Organisational continuity refers to the maintained coherence of living organisation across time despite continual change.
Living systems do not preserve identity through fixed material composition or static structural permanence. Cells turn over, developmental states change, ecological relations shift, and physiological organisation reorganises continuously.
Yet biological systems remain recognisably continuous.
APS explains this continuity organisationally rather than materially.
What persists is not exact material sameness, but the coordinated continuity of viability-oriented organisation.
Organisational continuity therefore depends upon:
- regulation,
- repair,
- ecological coupling,
- developmental integration,
- resilience,
- and continuity-maintaining activity across time.
The concept is central to APS because it explains how organisms remain coherent biological individuals despite ongoing transformation.
Organisational continuity also helps distinguish living systems from non-living persistence.
A non-living object may persist primarily through relative material stability.
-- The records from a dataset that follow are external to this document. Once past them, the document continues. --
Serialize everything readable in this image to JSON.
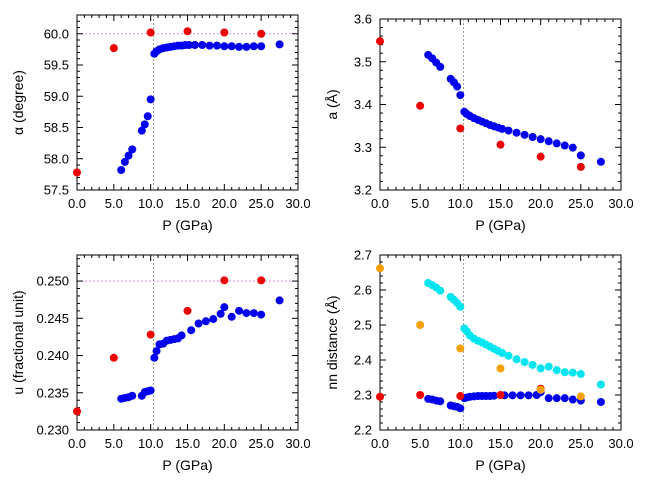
{
  "colors": {
    "blue": "#0000ee",
    "red": "#ee0000",
    "cyan": "#00e5f0",
    "orange": "#f5a000",
    "refline": "#e070e0",
    "vline": "#888888"
  },
  "chart_data": [
    {
      "id": "alpha",
      "type": "scatter",
      "xlabel": "P (GPa)",
      "ylabel": "α (degree)",
      "xlim": [
        0,
        30
      ],
      "ylim": [
        57.5,
        60.3
      ],
      "xticks": [
        "0.0",
        "5.0",
        "10.0",
        "15.0",
        "20.0",
        "25.0",
        "30.0"
      ],
      "yticks": [
        "57.5",
        "58.0",
        "58.5",
        "59.0",
        "59.5",
        "60.0"
      ],
      "yticks_values": [
        57.5,
        58.0,
        58.5,
        59.0,
        59.5,
        60.0
      ],
      "ref_hline": 60.0,
      "ref_vline": 10.4,
      "series": [
        {
          "name": "blue",
          "color": "blue",
          "x": [
            6.0,
            6.5,
            7.0,
            7.5,
            8.8,
            9.2,
            9.6,
            10.0,
            10.5,
            10.8,
            11.2,
            11.7,
            12.2,
            12.7,
            13.2,
            13.7,
            14.2,
            14.7,
            15.2,
            16.0,
            17.0,
            18.0,
            19.0,
            20.0,
            21.0,
            22.0,
            23.0,
            24.0,
            25.0,
            27.5
          ],
          "y": [
            57.82,
            57.95,
            58.05,
            58.15,
            58.45,
            58.55,
            58.68,
            58.95,
            59.68,
            59.72,
            59.75,
            59.77,
            59.78,
            59.79,
            59.8,
            59.81,
            59.81,
            59.82,
            59.82,
            59.82,
            59.82,
            59.81,
            59.81,
            59.8,
            59.8,
            59.79,
            59.79,
            59.8,
            59.8,
            59.83
          ]
        },
        {
          "name": "red",
          "color": "red",
          "x": [
            0.0,
            5.0,
            10.0,
            15.0,
            20.0,
            25.0
          ],
          "y": [
            57.78,
            59.77,
            60.02,
            60.04,
            60.02,
            60.0
          ]
        }
      ]
    },
    {
      "id": "a",
      "type": "scatter",
      "xlabel": "P (GPa)",
      "ylabel": "a (Å)",
      "xlim": [
        0,
        30
      ],
      "ylim": [
        3.2,
        3.6
      ],
      "xticks": [
        "0.0",
        "5.0",
        "10.0",
        "15.0",
        "20.0",
        "25.0",
        "30.0"
      ],
      "yticks": [
        "3.2",
        "3.3",
        "3.4",
        "3.5",
        "3.6"
      ],
      "yticks_values": [
        3.2,
        3.3,
        3.4,
        3.5,
        3.6
      ],
      "ref_hline": null,
      "ref_vline": 10.4,
      "series": [
        {
          "name": "blue",
          "color": "blue",
          "x": [
            6.0,
            6.5,
            7.0,
            7.5,
            8.8,
            9.2,
            9.6,
            10.0,
            10.5,
            10.8,
            11.2,
            11.7,
            12.2,
            12.7,
            13.2,
            13.7,
            14.2,
            14.7,
            15.2,
            16.0,
            17.0,
            18.0,
            19.0,
            20.0,
            21.0,
            22.0,
            23.0,
            24.0,
            25.0,
            27.5
          ],
          "y": [
            3.516,
            3.508,
            3.498,
            3.488,
            3.46,
            3.452,
            3.442,
            3.422,
            3.383,
            3.378,
            3.373,
            3.368,
            3.364,
            3.36,
            3.356,
            3.352,
            3.349,
            3.346,
            3.343,
            3.339,
            3.334,
            3.329,
            3.324,
            3.319,
            3.314,
            3.309,
            3.304,
            3.299,
            3.281,
            3.266
          ]
        },
        {
          "name": "red",
          "color": "red",
          "x": [
            0.0,
            5.0,
            10.0,
            15.0,
            20.0,
            25.0
          ],
          "y": [
            3.548,
            3.397,
            3.344,
            3.306,
            3.278,
            3.254
          ]
        }
      ]
    },
    {
      "id": "u",
      "type": "scatter",
      "xlabel": "P (GPa)",
      "ylabel": "u (fractional unit)",
      "xlim": [
        0,
        30
      ],
      "ylim": [
        0.23,
        0.2535
      ],
      "xticks": [
        "0.0",
        "5.0",
        "10.0",
        "15.0",
        "20.0",
        "25.0",
        "30.0"
      ],
      "yticks": [
        "0.230",
        "0.235",
        "0.240",
        "0.245",
        "0.250"
      ],
      "yticks_values": [
        0.23,
        0.235,
        0.24,
        0.245,
        0.25
      ],
      "ref_hline": 0.25,
      "ref_vline": 10.4,
      "series": [
        {
          "name": "blue",
          "color": "blue",
          "x": [
            6.0,
            6.5,
            7.0,
            7.5,
            8.8,
            9.2,
            9.6,
            10.0,
            10.5,
            10.8,
            11.2,
            11.7,
            12.2,
            12.7,
            13.2,
            13.7,
            14.2,
            15.5,
            16.5,
            17.5,
            18.5,
            19.5,
            20.0,
            21.0,
            22.0,
            23.0,
            24.0,
            25.0,
            27.5
          ],
          "y": [
            0.2342,
            0.2343,
            0.2344,
            0.2346,
            0.2346,
            0.2351,
            0.2352,
            0.2353,
            0.2397,
            0.2406,
            0.2415,
            0.2416,
            0.242,
            0.2421,
            0.2422,
            0.2423,
            0.2427,
            0.2434,
            0.2443,
            0.2446,
            0.2449,
            0.2456,
            0.2465,
            0.2452,
            0.246,
            0.2457,
            0.2457,
            0.2455,
            0.2474
          ]
        },
        {
          "name": "red",
          "color": "red",
          "x": [
            0.0,
            5.0,
            10.0,
            15.0,
            20.0,
            25.0
          ],
          "y": [
            0.2325,
            0.2397,
            0.2428,
            0.246,
            0.2501,
            0.2501
          ]
        }
      ]
    },
    {
      "id": "nn",
      "type": "scatter",
      "xlabel": "P (GPa)",
      "ylabel": "nn distance (Å)",
      "xlim": [
        0,
        30
      ],
      "ylim": [
        2.2,
        2.7
      ],
      "xticks": [
        "0.0",
        "5.0",
        "10.0",
        "15.0",
        "20.0",
        "25.0",
        "30.0"
      ],
      "yticks": [
        "2.2",
        "2.3",
        "2.4",
        "2.5",
        "2.6",
        "2.7"
      ],
      "yticks_values": [
        2.2,
        2.3,
        2.4,
        2.5,
        2.6,
        2.7
      ],
      "ref_hline": null,
      "ref_vline": 10.4,
      "series": [
        {
          "name": "cyan",
          "color": "cyan",
          "x": [
            6.0,
            6.5,
            7.0,
            7.5,
            8.8,
            9.2,
            9.6,
            10.0,
            10.5,
            10.8,
            11.2,
            11.7,
            12.2,
            12.7,
            13.2,
            13.7,
            14.2,
            14.7,
            15.2,
            16.0,
            17.0,
            18.0,
            19.0,
            20.0,
            21.0,
            22.0,
            23.0,
            24.0,
            25.0,
            27.5
          ],
          "y": [
            2.62,
            2.614,
            2.607,
            2.598,
            2.58,
            2.572,
            2.563,
            2.552,
            2.49,
            2.482,
            2.47,
            2.461,
            2.455,
            2.45,
            2.444,
            2.438,
            2.432,
            2.426,
            2.42,
            2.412,
            2.402,
            2.394,
            2.386,
            2.376,
            2.381,
            2.371,
            2.365,
            2.364,
            2.36,
            2.33
          ]
        },
        {
          "name": "blue",
          "color": "blue",
          "x": [
            6.0,
            6.5,
            7.0,
            7.5,
            8.8,
            9.2,
            9.6,
            10.0,
            10.5,
            10.8,
            11.2,
            11.7,
            12.2,
            12.7,
            13.2,
            13.7,
            14.2,
            15.5,
            16.5,
            17.5,
            18.5,
            19.5,
            20.0,
            21.0,
            22.0,
            23.0,
            24.0,
            25.0,
            27.5
          ],
          "y": [
            2.289,
            2.287,
            2.284,
            2.282,
            2.27,
            2.268,
            2.266,
            2.262,
            2.291,
            2.293,
            2.295,
            2.296,
            2.297,
            2.297,
            2.297,
            2.297,
            2.298,
            2.299,
            2.299,
            2.299,
            2.299,
            2.3,
            2.308,
            2.291,
            2.291,
            2.291,
            2.287,
            2.284,
            2.28
          ]
        },
        {
          "name": "red",
          "color": "red",
          "x": [
            0.0,
            5.0,
            10.0,
            15.0,
            20.0
          ],
          "y": [
            2.295,
            2.3,
            2.297,
            2.3,
            2.318
          ]
        },
        {
          "name": "orange",
          "color": "orange",
          "x": [
            0.0,
            5.0,
            10.0,
            15.0,
            20.0,
            25.0
          ],
          "y": [
            2.662,
            2.5,
            2.433,
            2.376,
            2.315,
            2.296
          ]
        }
      ]
    }
  ]
}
A living system persists through the active maintenance and reorganisation of viability-oriented organisation.
This continuity is therefore dynamic rather than static.
APS consequently treats organisational continuity as a fundamental explanatory principle underlying:
- development,
- individuality,
- adaptation,
- resilience,
- ecology,
- cognition,
- and evolution.
Key Point
In APS, organisational continuity is the maintained coherence of viability-oriented biological organisation across continual transformation through time.